You shouldn’t exist
Against all odds

There are moments when your experience of the world changes in a fundamental way. Like looking up at the night sky and realizing how big everything is – and how small you are. In those moments, everything has perspective. Not only do problems seem to matter less, your experience of your surroundings has this surreal character, as if everything is more three-dimensional and the colors are much more intense. Your consciousness feels bigger than your body, which is suddenly “just” another sensation. And there’s awe, lots of awe.
Looking at the night sky, or being in nature, seeing massive mountains and imagining how much time they took to form – or imagining you're going to die very soon, like in a year or less – many things can trigger such an experience.
But there is one particular thought that evokes this experience most strongly, and that makes me happy unlike anything else:
I shouldn’t even be here!
How improbable is it that you’re here to begin with? And to be able to witness life as a conscious being, aware not only of beauty but of your own existence within it? For you to be conscious and to experience this, to be able to think those very thoughts!
It’s layers upon layers of improbability: your parents meeting at that precise moment in history, and then their parents before them. Thousands of ancestors, each making a choice that inevitably led to you. Our human species evolving over millions of years, surviving catastrophes that nearly wiped us out multiple times. Life itself emerging from inanimate elements and chemical reactions on early Earth. The Earth forming at just the right distance from the Sun to be habitable. And beyond that, a universe with physical constraints precisely tuned to permit atoms, stars, and the complexity of life. Yet here you are.
And you don’t just exist. You’re conscious of this world of stars, snowy mountains, and insane chemical reactions like photosynthesis. And the closer you look, the more you realize that it’s not just stacked layers of improbability that led to this very moment, it’s also stacked layers of beauty hidden in complexity.
It doesn’t stop with nature. Sometimes, I stand on a bridge and admire the railroad tracks below. Strange as it may sound, I marvel at how straight they are. At the human ingenuity that invented the technology to mine iron, process it, and then cast it into rails. And to arrange them to form a perfect line to the horizon. It makes me optimistic about our future – it’s like the rails are screaming at me: “Humans can do anything if we put our minds to it!”
Sometimes people claim that science and technology destroy the beauty of nature and existence by dissecting it, by cutting it into tiny pieces. Suddenly, a flash of lightning isn’t Magic anymore, it’s “just electricity”.

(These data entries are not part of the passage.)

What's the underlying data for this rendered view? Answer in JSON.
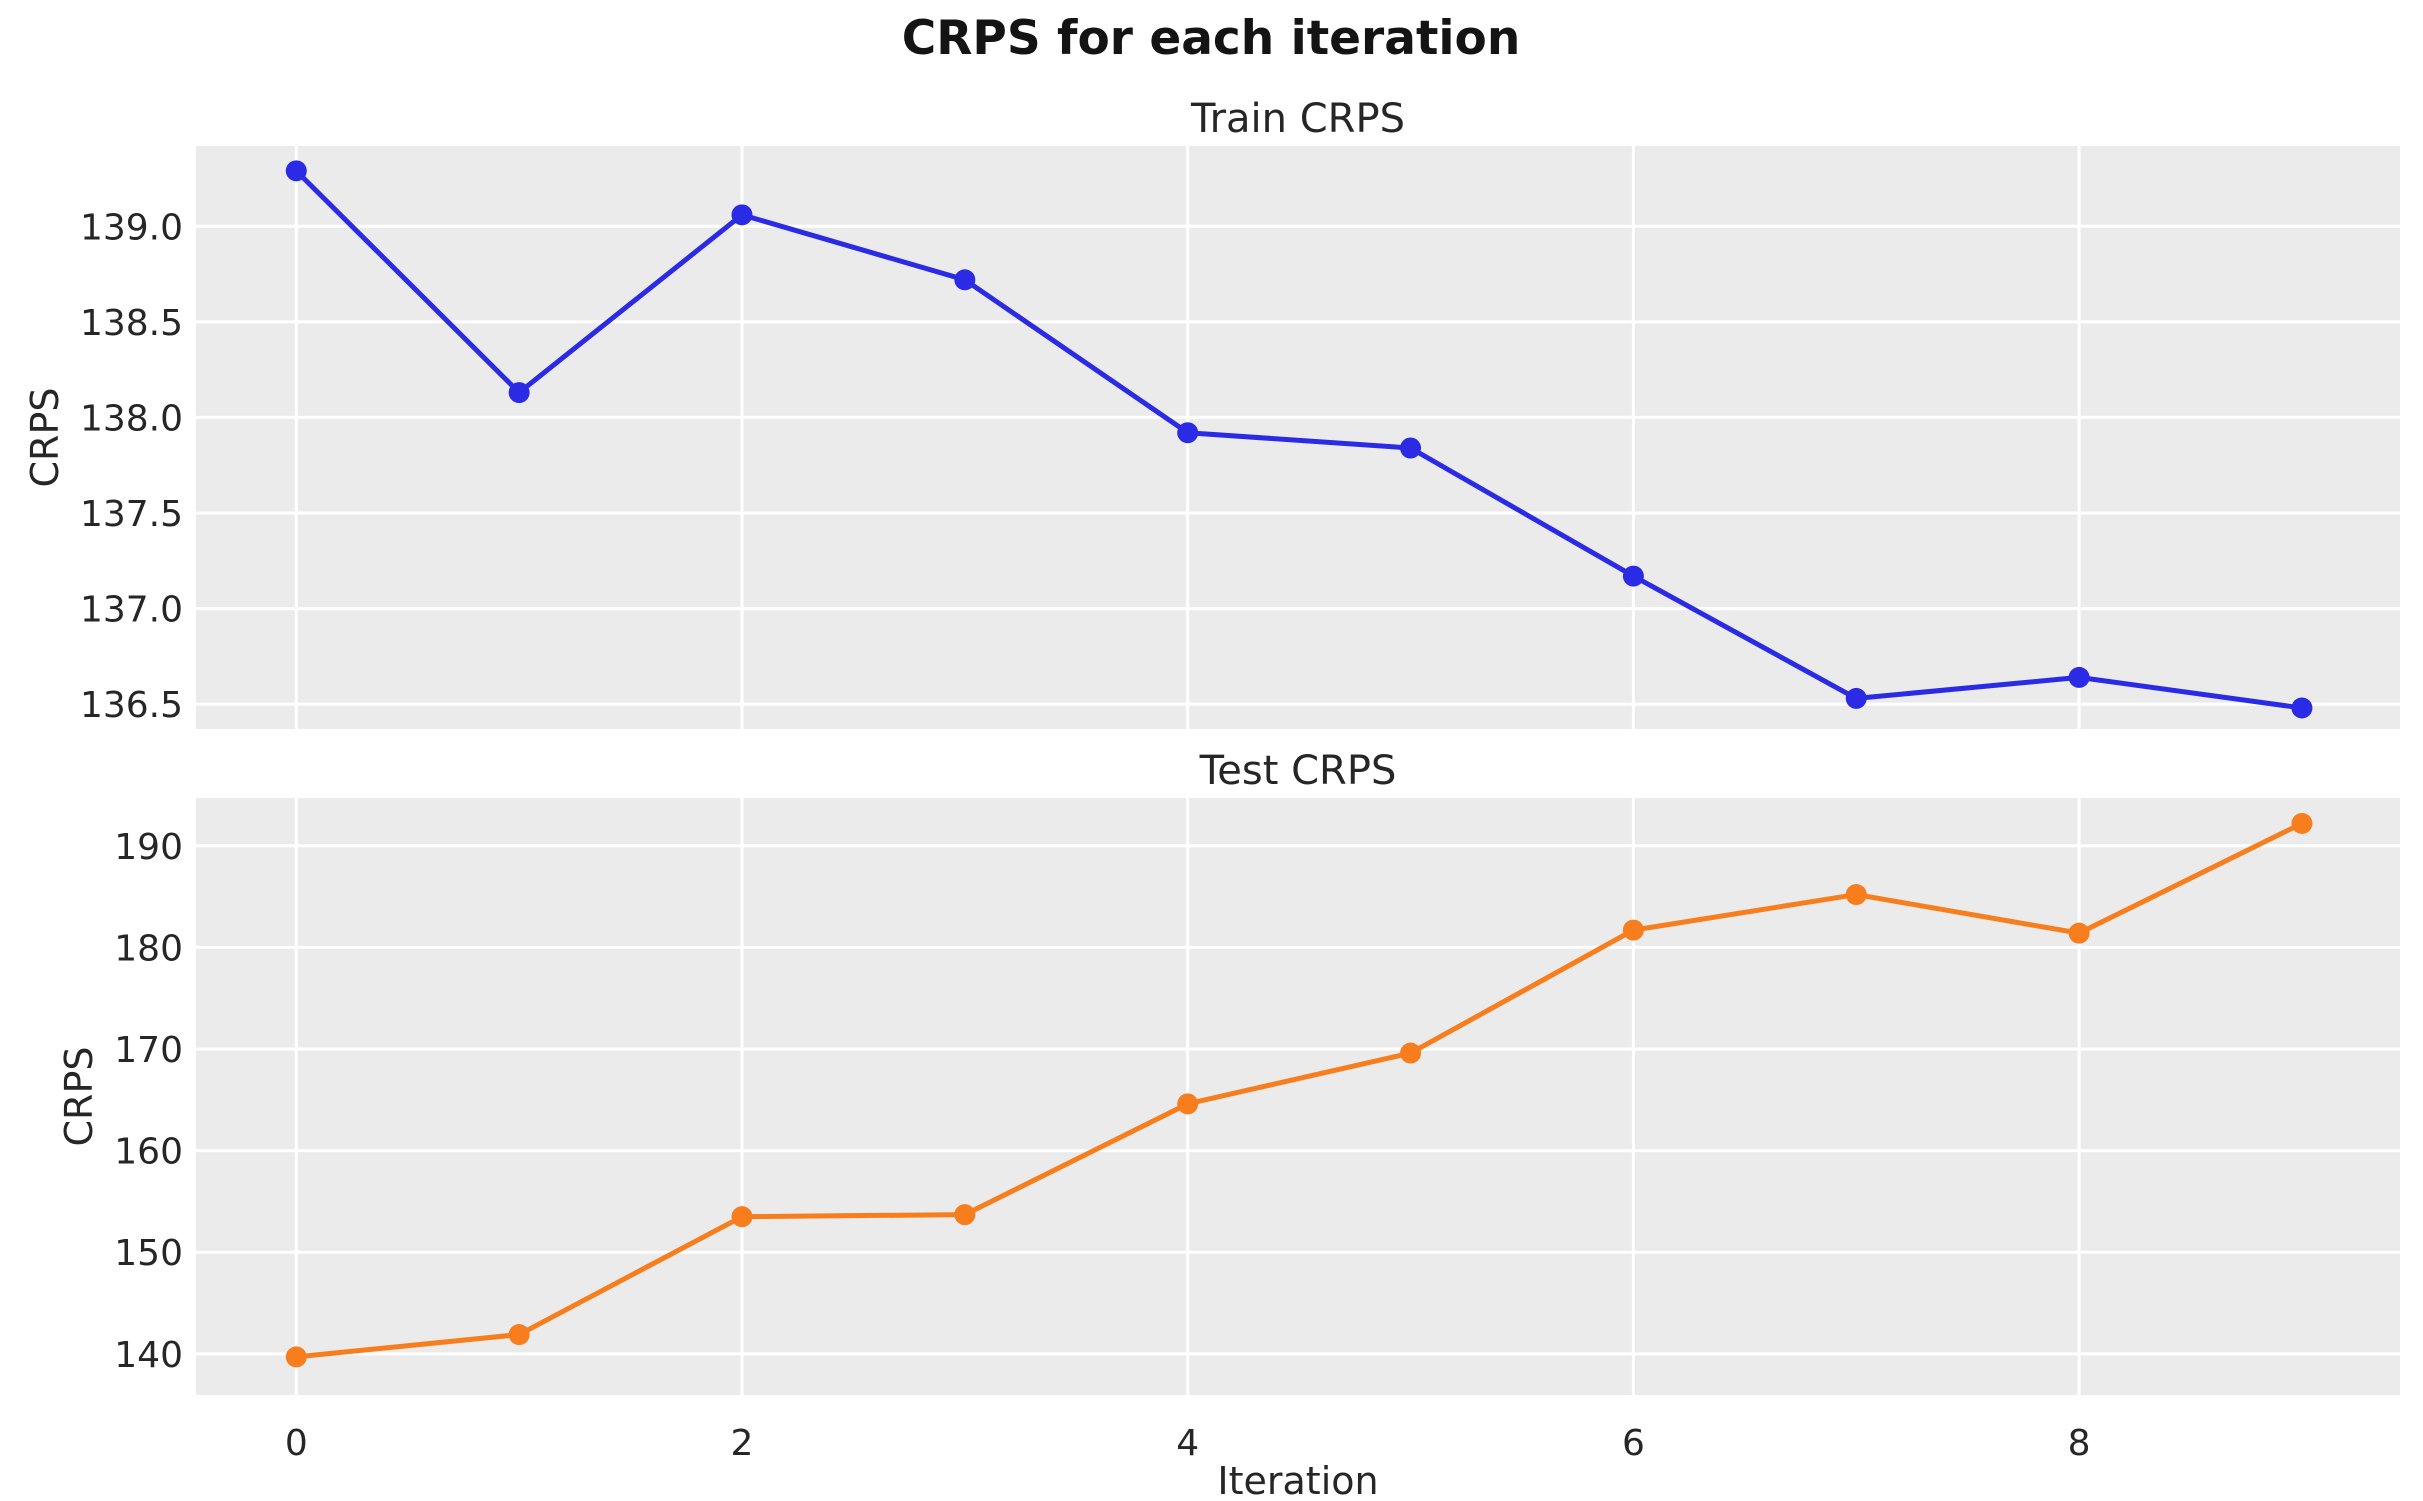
{
  "figure": {
    "title": "CRPS for each iteration"
  },
  "style": {
    "plot_background": "#ebebeb",
    "grid_color": "#ffffff",
    "tick_text_color": "#262626",
    "title_color": "#141414",
    "train_line_color": "#2b2be6",
    "test_line_color": "#f87d1d"
  },
  "chart_data": [
    {
      "type": "line",
      "title": "Train CRPS",
      "xlabel": "",
      "ylabel": "CRPS",
      "series_name": "Train CRPS",
      "color": "#2b2be6",
      "marker": "circle",
      "grid": true,
      "x": [
        0,
        1,
        2,
        3,
        4,
        5,
        6,
        7,
        8,
        9
      ],
      "y": [
        139.29,
        138.13,
        139.06,
        138.72,
        137.92,
        137.84,
        137.17,
        136.53,
        136.64,
        136.48
      ],
      "xlim": [
        -0.45,
        9.44
      ],
      "ylim": [
        136.37,
        139.42
      ],
      "xticks": [
        0,
        2,
        4,
        6,
        8
      ],
      "xtick_labels": [
        "0",
        "2",
        "4",
        "6",
        "8"
      ],
      "show_xtick_labels": false,
      "yticks": [
        136.5,
        137.0,
        137.5,
        138.0,
        138.5,
        139.0
      ],
      "ytick_labels": [
        "136.5",
        "137.0",
        "137.5",
        "138.0",
        "138.5",
        "139.0"
      ]
    },
    {
      "type": "line",
      "title": "Test CRPS",
      "xlabel": "Iteration",
      "ylabel": "CRPS",
      "series_name": "Test CRPS",
      "color": "#f87d1d",
      "marker": "circle",
      "grid": true,
      "x": [
        0,
        1,
        2,
        3,
        4,
        5,
        6,
        7,
        8,
        9
      ],
      "y": [
        139.7,
        141.9,
        153.5,
        153.7,
        164.6,
        169.6,
        181.7,
        185.2,
        181.4,
        192.2
      ],
      "xlim": [
        -0.45,
        9.44
      ],
      "ylim": [
        135.95,
        194.7
      ],
      "xticks": [
        0,
        2,
        4,
        6,
        8
      ],
      "xtick_labels": [
        "0",
        "2",
        "4",
        "6",
        "8"
      ],
      "show_xtick_labels": true,
      "yticks": [
        140,
        150,
        160,
        170,
        180,
        190
      ],
      "ytick_labels": [
        "140",
        "150",
        "160",
        "170",
        "180",
        "190"
      ]
    }
  ]
}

But I think it’s actually the opposite. “Just electricity” is such a complex phenomenon. Learning how many things have to happen for lightning to strike fills me with greater awe than “magic”. It’s like looking closely at a speck of dust and realizing that some of them are actually intricate works of art.
All those thoughts create this warm fuzzy feeling of cosmic awe. But these realizations are as fleeting as water running between your fingers. One moment you’re in awe, and the next you're in “get groceries, answer emails, be a person” mode. Somehow I am the product of an eternity of accidents and get mad when I miss my train.
I realize why it’s so easy to forget this – after all, a species that experienced nothing but awe would never have hunted for food or fled from predators, and would soon die out. But it’s also tragic because these thoughts can ease so much psychological suffering. Most things that bother you don’t matter in a year or so. That rejection at work? Losing your wallet? Missing the train? They suck! But it’s pretty damn unlikely to be alive in the first place. If losing my wallet is the price, I’m very happy to pay it!
All of this, the stars, the mountains, and the straight rails, none of it owes you anything. And yet, against all odds, you are here.
You shouldn’t exist. But now that you are, look around. Stay a while.